Advances in exoplanet spectroscopy combined with better detection of the CFCs tetrafluoromethane (CF4) and trichlorofluoromethane (CCl3F) shrunk that decade down to less than 48 months. Abad’s expertise in tracing molecules like CF4 resulted in a map of those molecules in Earth’s atmosphere. That map combined with Lin and Loeb’s astrophysical model lead to this concrete proposal for possibly tracing civilizations by their CFC production.
In addition to needing no new instruments to find them, CF4 and CCl3F have another advantage: both are sensitive as well as specific for industrialized life. If found in an alien atmosphere, there’s pretty much only one way that they got there.
“These molecules are basically only produced by human[-like] activities,” Abad told astrobio.net. “Whereas methane will be everywhere regardless of whether you are polluting or not. These markers target civilizations with advanced industry.”

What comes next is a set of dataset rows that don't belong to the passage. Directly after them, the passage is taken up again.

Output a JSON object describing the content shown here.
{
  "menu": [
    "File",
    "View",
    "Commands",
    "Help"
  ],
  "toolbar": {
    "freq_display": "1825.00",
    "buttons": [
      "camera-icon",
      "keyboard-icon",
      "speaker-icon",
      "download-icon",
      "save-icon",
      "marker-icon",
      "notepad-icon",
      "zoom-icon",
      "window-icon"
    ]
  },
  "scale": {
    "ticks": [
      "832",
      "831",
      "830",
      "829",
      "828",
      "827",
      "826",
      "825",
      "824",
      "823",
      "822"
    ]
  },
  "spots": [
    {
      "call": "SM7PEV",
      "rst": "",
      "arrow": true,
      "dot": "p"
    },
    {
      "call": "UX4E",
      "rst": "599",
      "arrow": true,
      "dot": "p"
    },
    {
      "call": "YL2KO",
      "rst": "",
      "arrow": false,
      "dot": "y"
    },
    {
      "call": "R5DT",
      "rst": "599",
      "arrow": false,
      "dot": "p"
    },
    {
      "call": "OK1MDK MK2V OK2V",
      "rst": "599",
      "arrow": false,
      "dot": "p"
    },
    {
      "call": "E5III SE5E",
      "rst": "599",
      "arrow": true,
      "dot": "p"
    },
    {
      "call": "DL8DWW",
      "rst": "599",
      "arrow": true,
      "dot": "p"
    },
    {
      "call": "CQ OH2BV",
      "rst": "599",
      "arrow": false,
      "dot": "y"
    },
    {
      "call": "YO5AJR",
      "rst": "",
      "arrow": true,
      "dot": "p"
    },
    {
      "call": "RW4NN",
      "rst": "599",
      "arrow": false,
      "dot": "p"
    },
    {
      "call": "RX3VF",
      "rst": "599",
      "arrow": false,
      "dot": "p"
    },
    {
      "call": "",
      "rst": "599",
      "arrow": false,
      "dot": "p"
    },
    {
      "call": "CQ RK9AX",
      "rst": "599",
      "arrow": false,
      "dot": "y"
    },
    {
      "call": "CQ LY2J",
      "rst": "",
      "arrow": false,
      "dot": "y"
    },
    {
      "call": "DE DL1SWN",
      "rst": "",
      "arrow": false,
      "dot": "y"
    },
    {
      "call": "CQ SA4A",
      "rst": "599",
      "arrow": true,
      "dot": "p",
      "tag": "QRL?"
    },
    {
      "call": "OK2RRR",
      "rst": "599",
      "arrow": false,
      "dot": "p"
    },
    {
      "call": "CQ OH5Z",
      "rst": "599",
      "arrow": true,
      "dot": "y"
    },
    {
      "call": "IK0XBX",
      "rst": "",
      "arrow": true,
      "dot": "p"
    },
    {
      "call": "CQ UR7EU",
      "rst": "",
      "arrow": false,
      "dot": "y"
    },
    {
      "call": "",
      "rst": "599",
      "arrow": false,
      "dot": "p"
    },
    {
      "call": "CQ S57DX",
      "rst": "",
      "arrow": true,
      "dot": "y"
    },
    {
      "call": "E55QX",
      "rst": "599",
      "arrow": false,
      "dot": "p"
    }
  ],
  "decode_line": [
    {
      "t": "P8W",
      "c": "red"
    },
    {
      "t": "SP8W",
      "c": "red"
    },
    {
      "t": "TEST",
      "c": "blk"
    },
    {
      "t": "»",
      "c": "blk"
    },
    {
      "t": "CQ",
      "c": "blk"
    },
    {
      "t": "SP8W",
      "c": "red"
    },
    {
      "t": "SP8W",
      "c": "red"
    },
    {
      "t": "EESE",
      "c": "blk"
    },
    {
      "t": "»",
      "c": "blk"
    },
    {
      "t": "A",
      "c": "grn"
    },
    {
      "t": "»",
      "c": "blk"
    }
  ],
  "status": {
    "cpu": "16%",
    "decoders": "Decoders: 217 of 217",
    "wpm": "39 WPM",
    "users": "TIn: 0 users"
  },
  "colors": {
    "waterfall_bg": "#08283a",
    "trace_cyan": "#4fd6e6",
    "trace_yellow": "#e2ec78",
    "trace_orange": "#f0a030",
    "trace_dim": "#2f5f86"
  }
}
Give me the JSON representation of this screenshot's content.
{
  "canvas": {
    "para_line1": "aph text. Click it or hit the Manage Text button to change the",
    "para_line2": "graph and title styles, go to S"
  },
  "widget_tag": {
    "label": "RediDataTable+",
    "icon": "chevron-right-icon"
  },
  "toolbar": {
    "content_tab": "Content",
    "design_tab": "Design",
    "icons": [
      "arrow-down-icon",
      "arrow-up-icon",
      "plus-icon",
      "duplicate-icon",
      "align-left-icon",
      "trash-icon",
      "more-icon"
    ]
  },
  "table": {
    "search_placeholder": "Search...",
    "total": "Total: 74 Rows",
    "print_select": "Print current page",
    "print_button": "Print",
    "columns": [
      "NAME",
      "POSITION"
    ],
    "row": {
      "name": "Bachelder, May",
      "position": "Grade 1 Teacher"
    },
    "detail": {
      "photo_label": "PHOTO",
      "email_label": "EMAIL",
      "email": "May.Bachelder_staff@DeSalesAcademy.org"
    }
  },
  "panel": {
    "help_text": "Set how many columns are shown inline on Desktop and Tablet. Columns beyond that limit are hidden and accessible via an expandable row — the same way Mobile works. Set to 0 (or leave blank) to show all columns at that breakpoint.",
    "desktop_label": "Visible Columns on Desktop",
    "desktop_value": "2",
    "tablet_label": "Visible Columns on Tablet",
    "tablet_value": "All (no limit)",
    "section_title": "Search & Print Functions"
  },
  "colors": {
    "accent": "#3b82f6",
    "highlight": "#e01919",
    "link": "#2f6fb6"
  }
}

While primitive forms of life have their own biomarkers – like oxygen and methane – these molecules are too complicated for nature to, as Loeb put it, “do this on its own.” However, at least for the moment, we can’t rush off and start looking for aliens by their hairspray.
“One thing that should be noted,” said Loeb, “Is that the transits that we are observing right now are not suitable for finding these molecules. An Earth-like planet moving around a sun-like star would produce a very small imprint in the spectrum of the star because it covers a tiny bit of the surface area of the star.”
If an advanced alien civilization is looking for us by the spectral lines of our pollution in our passage in front of the Sun, we would be very difficult to detect. The area of the Earth is 10,000 times smaller than the area of the Sun. In addition, our atmosphere itself is a very tiny amount of our area. To make the job of finding alien civilizations easier, for now, Loeb et al suggest that we focus on white dwarfs.
“White dwarfs have a size comparable to the size of the Earth, and therefore you get a much bigger effect,” said Loeb.
We don’t necessarily expect life to be a common phenomenon near white dwarfs. White dwarfs are 100 times smaller than the Sun, so the habitable zone is a 100 times closer. Our own Sun will become a white dwarf someday, but only after becoming a red giant and consuming the inner planets. However, according to Loeb, a few potential candidate planets around white dwarfs have already been detected. With the James Webb space telescope (JWST) coming in 2018, if we start surveying the nearest 300 light years for white dwarfs and focus in on them, many more may be found.
“We expect to find maybe one or two Earth-like planets that transit white dwarfs, and are observable with JWST, *if* such planets at all exist around white dwarfs,” said Dan Maoz from Tel-Aviv University, a collaborator of Loeb’s on a paper about detecting life on white dwarfs.
It won’t be easy to find an Earth-like planet around a white dwarf transiting at just the right angle, but once we do, Lin said, “We should check for crazy amounts of pollution.”
With this model and a survey of white dwarfs in hand, when the JWST takes to the skies in 2018 we can begin an earnest quest for life as brilliantly self-destructive as we are. Until then, we continue to find more exoplanets whose atmospheric methane may hold the key to finding life sleeping on ocean floors or cooking over fires from millions of light years away.